The upper ends of two vertically standing pillars, at a distance of 3.4 m, are connected by a crossbar.
July 29, 2021 | education
| The upper ends of two vertically standing pillars, at a distance of 3.4 m, are connected by a crossbar. The height of one pillar is 5.8 m, and the other 3.9, find the length of the crossbar
Distance between posts, 3.4 m; the difference in the heights of the pillars (5.8 m and 3.9 m), and the crossbar itself, n, represent a right-angled triangle, we will paint its sides.

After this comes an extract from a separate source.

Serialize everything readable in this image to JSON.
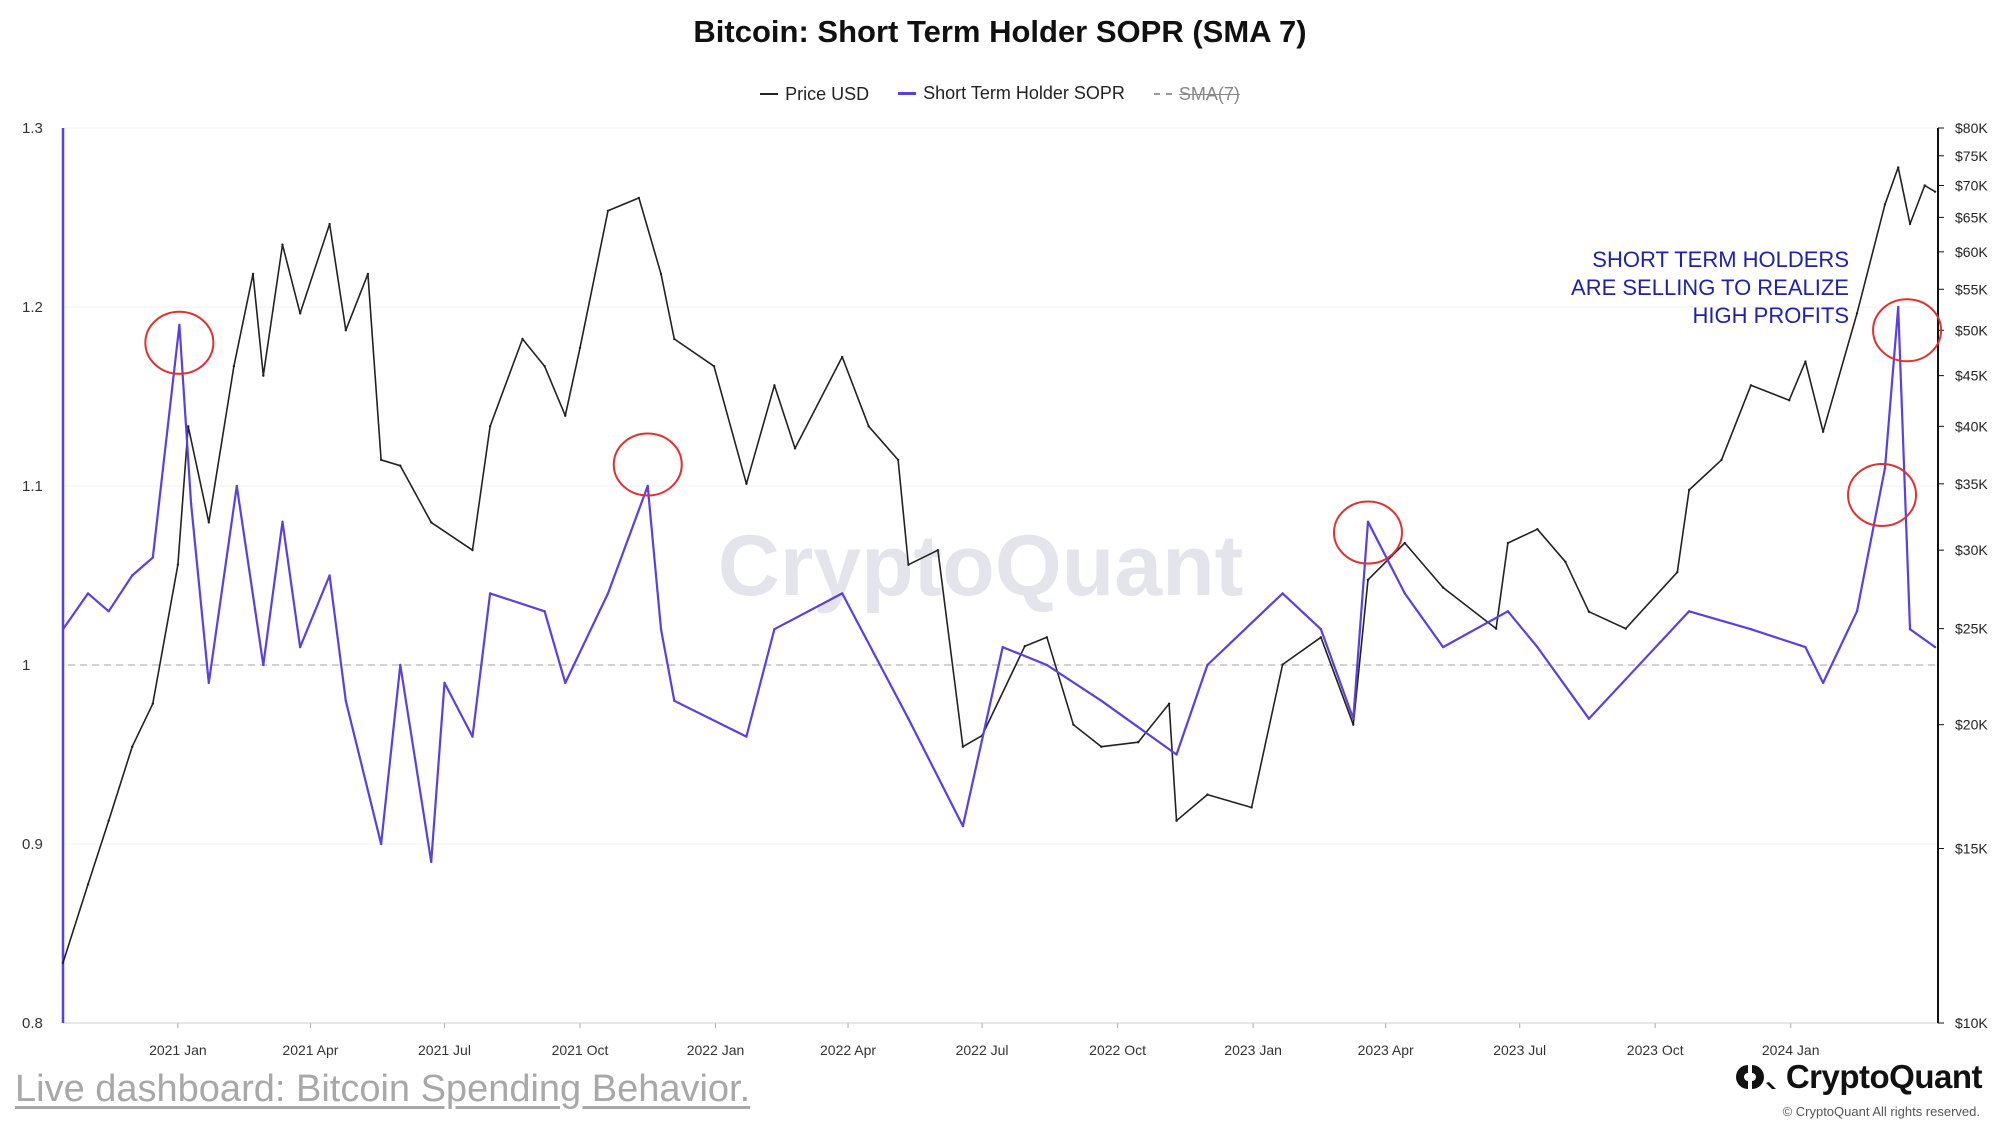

Leg 1 – distance 3.4 m, leg 2 – difference (5.8 – 3.9) m; the size of the crossbar is the hypotenuse, which can be found by the theorem:
n ^ 2 = 3.4 ^ 2 + (5.8 – 3.9) ^ 2 = 3.4 ^ 2 + 1.9 ^ 2 = 11.56 + 1.61 = 15.17 (m ^ 2) , whence the size of the crossbar:
n = √ (15.17) = 3.89 (m).
Answer: 3.89 m.
One of the components of a person's success in our time is receiving modern high-quality education, mastering the knowledge, skills and abilities necessary for life in society. A person today needs to study almost all his life, mastering everything new and new, acquiring the necessary professional qualities.